Il chroma key, quella magica tecnica che permette di creare effetti visivi impressionanti, ha radici che risalgono agli albori del cinema. In un mondo dove la tecnologia digitale impera, è affascinante guardare indietro ed esplorare come venivano realizzati questi trucchi ai tempi delle camere e dei film analogici.
Una delle prime forme di ottenerlo è stata attraverso la doppia esposizione, una tecnica che Georges Méliès utilizzava già alla fine del XIX secolo. Questa metodologia consisteva nel combinare due scene registrate in momenti diversi in un unico rullo di pellicola. Ma come funzionava realmente?
Il processo della doppia esposizione
Nel cinema analogico in bianco e nero, l’immagine viene registrata grazie all’esposizione alla luce. I fotoni bruciano il materiale fotosensibile del film, formando così l’immagine. Se non c’è luce, come quando copriamo l’obiettivo, il film non registra nulla. Questo significa che possiamo utilizzare lo stesso rullo per registrare un’altra scena. Ad esempio, se copriamo solo la metà sinistra dell’obiettivo, solo il lato destro della scena sarà registrato. Poi, coprendo il lato destro dell’obiettivo, possiamo registrare un’altra scena nello stesso rullo. Svelando il film, avremo un’immagine sul lato sinistro e un’altra a destra.
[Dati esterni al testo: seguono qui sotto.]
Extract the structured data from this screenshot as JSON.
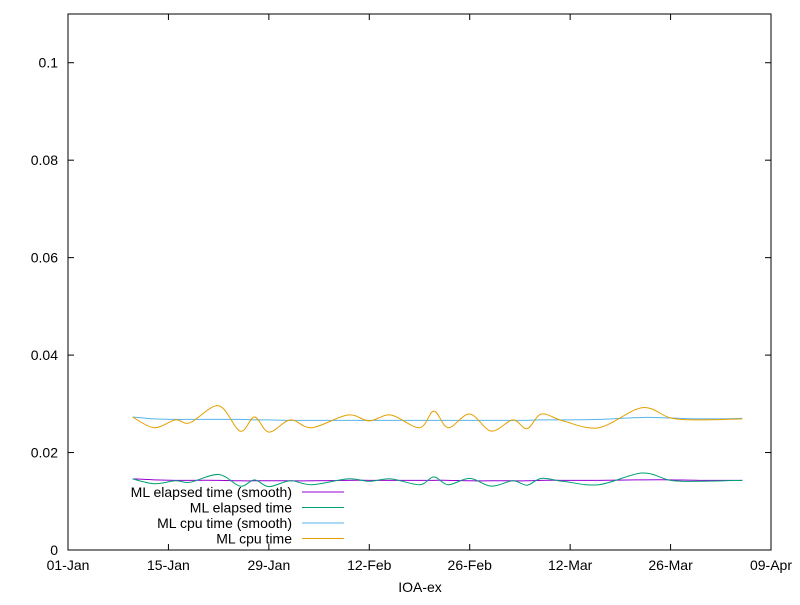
{
  "chart_data": {
    "type": "line",
    "title": "",
    "xlabel": "IOA-ex",
    "ylabel": "",
    "xlim": [
      "01-01",
      "04-09"
    ],
    "ylim": [
      0,
      0.11
    ],
    "x_ticks": [
      "01-Jan",
      "15-Jan",
      "29-Jan",
      "12-Feb",
      "26-Feb",
      "12-Mar",
      "26-Mar",
      "09-Apr"
    ],
    "y_ticks": [
      "0",
      "0.02",
      "0.04",
      "0.06",
      "0.08",
      "0.1"
    ],
    "y_tick_values": [
      0,
      0.02,
      0.04,
      0.06,
      0.08,
      0.1
    ],
    "grid": false,
    "legend_position": "bottom-left",
    "x": [
      "01-10",
      "01-13",
      "01-16",
      "01-18",
      "01-22",
      "01-25",
      "01-27",
      "01-29",
      "02-01",
      "02-04",
      "02-09",
      "02-12",
      "02-15",
      "02-19",
      "02-21",
      "02-23",
      "02-26",
      "03-01",
      "03-04",
      "03-06",
      "03-08",
      "03-11",
      "03-16",
      "03-22",
      "03-26",
      "03-30",
      "04-05"
    ],
    "series": [
      {
        "name": "ML elapsed time (smooth)",
        "color": "#9400d3",
        "values": [
          0.0146,
          0.0144,
          0.0143,
          0.0143,
          0.0143,
          0.0142,
          0.0142,
          0.0142,
          0.0142,
          0.0142,
          0.0143,
          0.0143,
          0.0143,
          0.0143,
          0.0143,
          0.0143,
          0.0142,
          0.0142,
          0.0142,
          0.0142,
          0.0143,
          0.0143,
          0.0143,
          0.0144,
          0.0144,
          0.0143,
          0.0143
        ]
      },
      {
        "name": "ML elapsed time",
        "color": "#009e73",
        "values": [
          0.0146,
          0.0136,
          0.0142,
          0.0139,
          0.0155,
          0.0131,
          0.0144,
          0.013,
          0.0142,
          0.0134,
          0.0146,
          0.0141,
          0.0146,
          0.0134,
          0.015,
          0.0134,
          0.0147,
          0.0131,
          0.0142,
          0.0133,
          0.0147,
          0.0141,
          0.0134,
          0.0158,
          0.0143,
          0.0141,
          0.0143
        ]
      },
      {
        "name": "ML cpu time (smooth)",
        "color": "#56b4e9",
        "values": [
          0.0273,
          0.0269,
          0.0268,
          0.0268,
          0.0268,
          0.0268,
          0.0267,
          0.0267,
          0.0266,
          0.0266,
          0.0266,
          0.0266,
          0.0266,
          0.0266,
          0.0266,
          0.0266,
          0.0266,
          0.0266,
          0.0266,
          0.0266,
          0.0267,
          0.0267,
          0.0268,
          0.0272,
          0.0271,
          0.0269,
          0.027
        ]
      },
      {
        "name": "ML cpu time",
        "color": "#e69f00",
        "values": [
          0.0273,
          0.0251,
          0.0267,
          0.0261,
          0.0296,
          0.0244,
          0.0273,
          0.0242,
          0.0267,
          0.0251,
          0.0277,
          0.0265,
          0.0277,
          0.0251,
          0.0285,
          0.0251,
          0.0279,
          0.0244,
          0.0267,
          0.0249,
          0.0279,
          0.0265,
          0.0251,
          0.0292,
          0.0271,
          0.0267,
          0.0269
        ]
      }
    ]
  }
}
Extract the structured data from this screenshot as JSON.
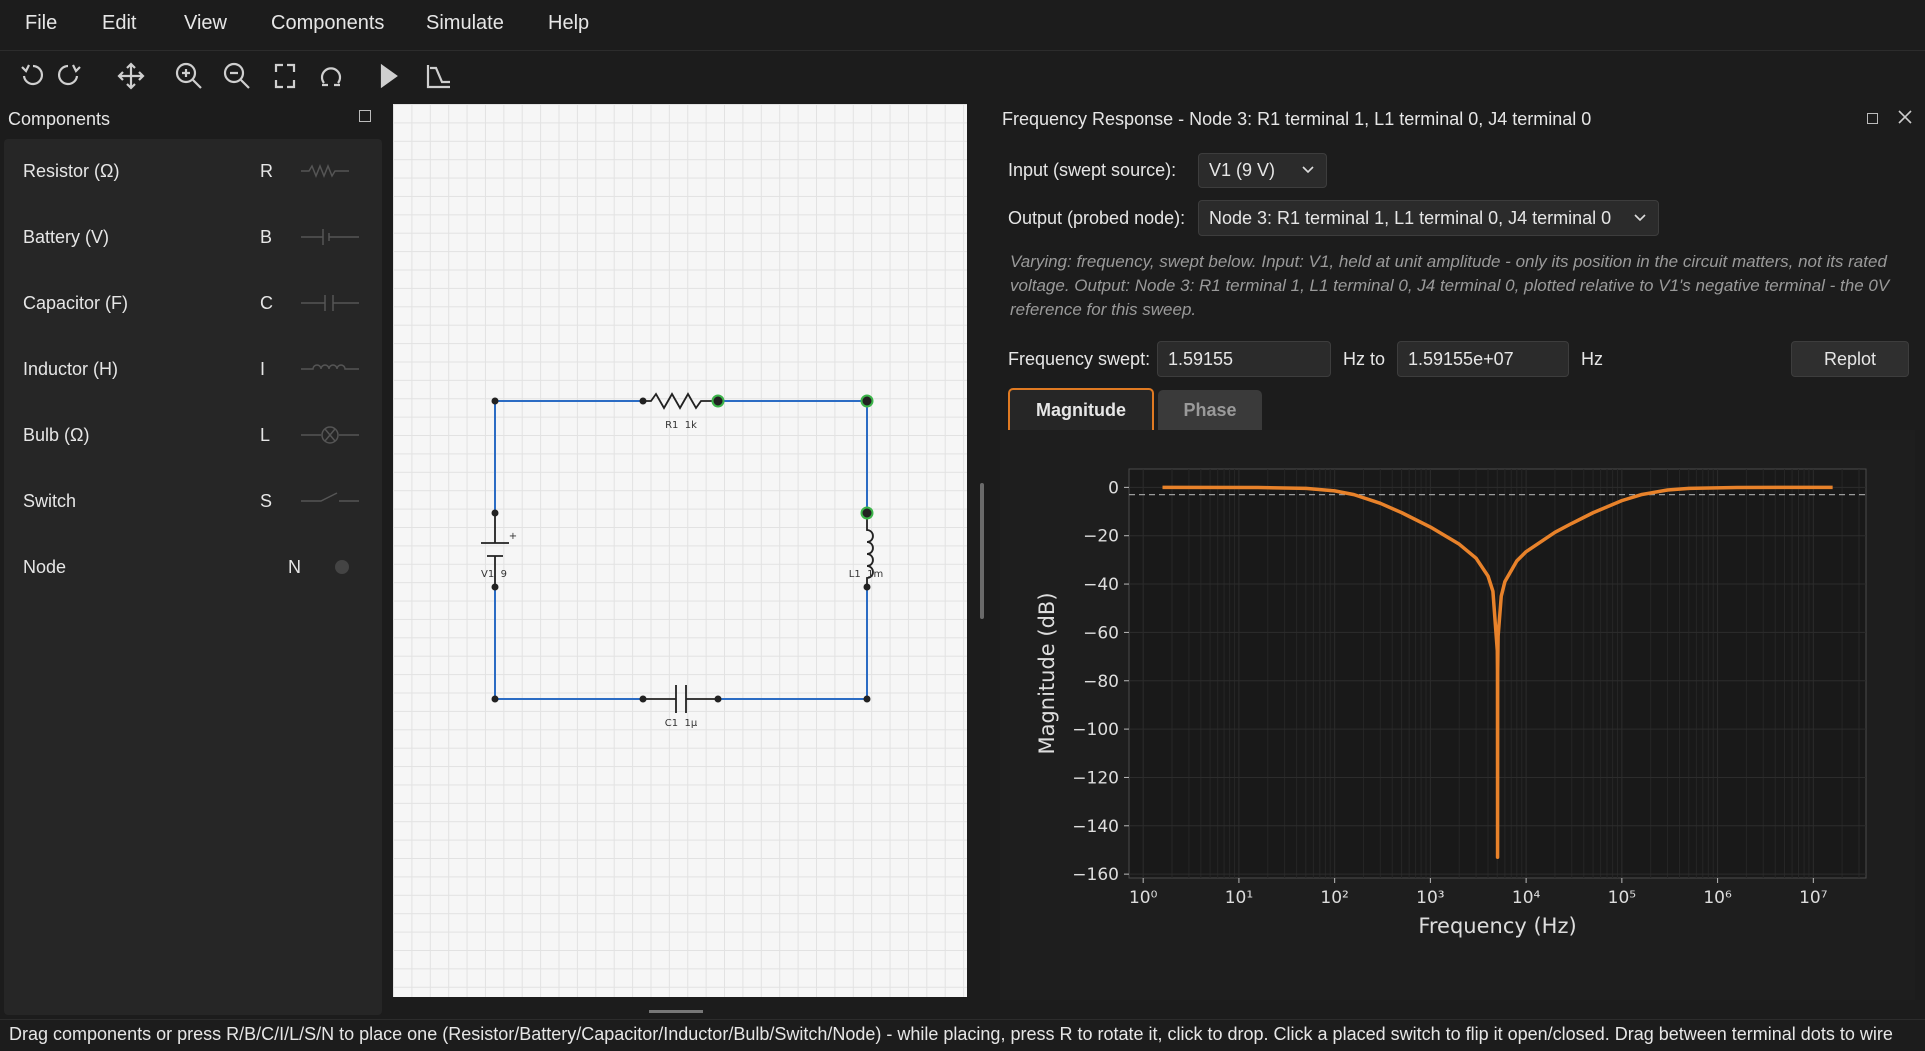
{
  "menu": [
    "File",
    "Edit",
    "View",
    "Components",
    "Simulate",
    "Help"
  ],
  "components_panel": {
    "title": "Components",
    "items": [
      {
        "name": "Resistor (Ω)",
        "key": "R"
      },
      {
        "name": "Battery (V)",
        "key": "B"
      },
      {
        "name": "Capacitor (F)",
        "key": "C"
      },
      {
        "name": "Inductor (H)",
        "key": "I"
      },
      {
        "name": "Bulb (Ω)",
        "key": "L"
      },
      {
        "name": "Switch",
        "key": "S"
      },
      {
        "name": "Node",
        "key": "N"
      }
    ]
  },
  "circuit": {
    "r1": "R1  1k",
    "c1": "C1  1µ",
    "v1": "V1  9",
    "l1": "L1  1m",
    "polarity": "+"
  },
  "frequency_response": {
    "title": "Frequency Response - Node 3: R1 terminal 1, L1 terminal 0, J4 terminal 0",
    "input_label": "Input (swept source):",
    "input_value": "V1 (9 V)",
    "output_label": "Output (probed node):",
    "output_value": "Node 3: R1 terminal 1, L1 terminal 0, J4 terminal 0",
    "description": "Varying: frequency, swept below. Input: V1, held at unit amplitude - only its position in the circuit matters, not its rated voltage. Output: Node 3: R1 terminal 1, L1 terminal 0, J4 terminal 0, plotted relative to V1's negative terminal - the 0V reference for this sweep.",
    "freq_label": "Frequency swept:",
    "freq_from": "1.59155",
    "freq_to_label": "Hz to",
    "freq_to": "1.59155e+07",
    "freq_unit": "Hz",
    "replot": "Replot",
    "tabs": [
      "Magnitude",
      "Phase"
    ]
  },
  "status_bar": "Drag components or press R/B/C/I/L/S/N to place one (Resistor/Battery/Capacitor/Inductor/Bulb/Switch/Node) - while placing, press R to rotate it, click to drop. Click a placed switch to flip it open/closed. Drag between terminal dots to wire",
  "chart_data": {
    "type": "line",
    "x_label": "Frequency (Hz)",
    "y_label": "Magnitude (dB)",
    "xscale": "log",
    "grid": true,
    "color": "#e8822a",
    "x": [
      1.59155,
      15.9155,
      50.33,
      100,
      159.155,
      300,
      503.3,
      1000,
      2000,
      3000,
      4000,
      4500,
      5000,
      5020,
      5033,
      5045,
      5100,
      5500,
      6000,
      8000,
      10000,
      20000,
      30000,
      50000,
      100000,
      159155,
      300000,
      503300,
      1591550,
      15915500
    ],
    "values": [
      0,
      -0.04,
      -0.41,
      -1.45,
      -3.01,
      -6.6,
      -10.5,
      -16.4,
      -23.5,
      -29.3,
      -36.7,
      -43.0,
      -67.6,
      -75.9,
      -153,
      -76.5,
      -61.5,
      -45.0,
      -39.0,
      -30.4,
      -26.6,
      -18.6,
      -14.9,
      -10.5,
      -5.49,
      -3.01,
      -1.08,
      -0.41,
      -0.04,
      0
    ],
    "reference_line": -3.01,
    "reference_color": "#9a9a9a",
    "xlim": [
      0.711,
      35500000
    ],
    "ylim": [
      -161.6,
      7.6
    ],
    "xticks": [
      {
        "value": 1,
        "label": "10⁰"
      },
      {
        "value": 10,
        "label": "10¹"
      },
      {
        "value": 100,
        "label": "10²"
      },
      {
        "value": 1000,
        "label": "10³"
      },
      {
        "value": 10000,
        "label": "10⁴"
      },
      {
        "value": 100000,
        "label": "10⁵"
      },
      {
        "value": 1000000,
        "label": "10⁶"
      },
      {
        "value": 10000000,
        "label": "10⁷"
      }
    ],
    "yticks": [
      0,
      {
        "value": -20,
        "label": "−20"
      },
      {
        "value": -40,
        "label": "−40"
      },
      {
        "value": -60,
        "label": "−60"
      },
      {
        "value": -80,
        "label": "−80"
      },
      {
        "value": -100,
        "label": "−100"
      },
      {
        "value": -120,
        "label": "−120"
      },
      {
        "value": -140,
        "label": "−140"
      },
      {
        "value": -160,
        "label": "−160"
      }
    ]
  }
}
Questo gioco con il contrasto e la luce è stato il germe di ciò che oggi conosciamo come chroma key o schermo verde. Nel corso degli anni, le tecniche si sono sofisticate, impiegate in produzioni che vanno da Il Uomo Invisibile nel 1933 a Star Wars: Una Nuova Speranza nel 1977. L’evoluzione è stata incredibile, ma l’essenza della tecnica rimane la stessa.
Una delle prime patenti di questa tecnica è stata registrata dal cineasta Frank D. Williams nel 1918, dimostrando che la creatività nel cinema non conosce limiti. La magia del cinema è stata presente sin dai suoi inizi, e il chroma key è solo uno degli strumenti che hanno arricchito la nostra esperienza visiva.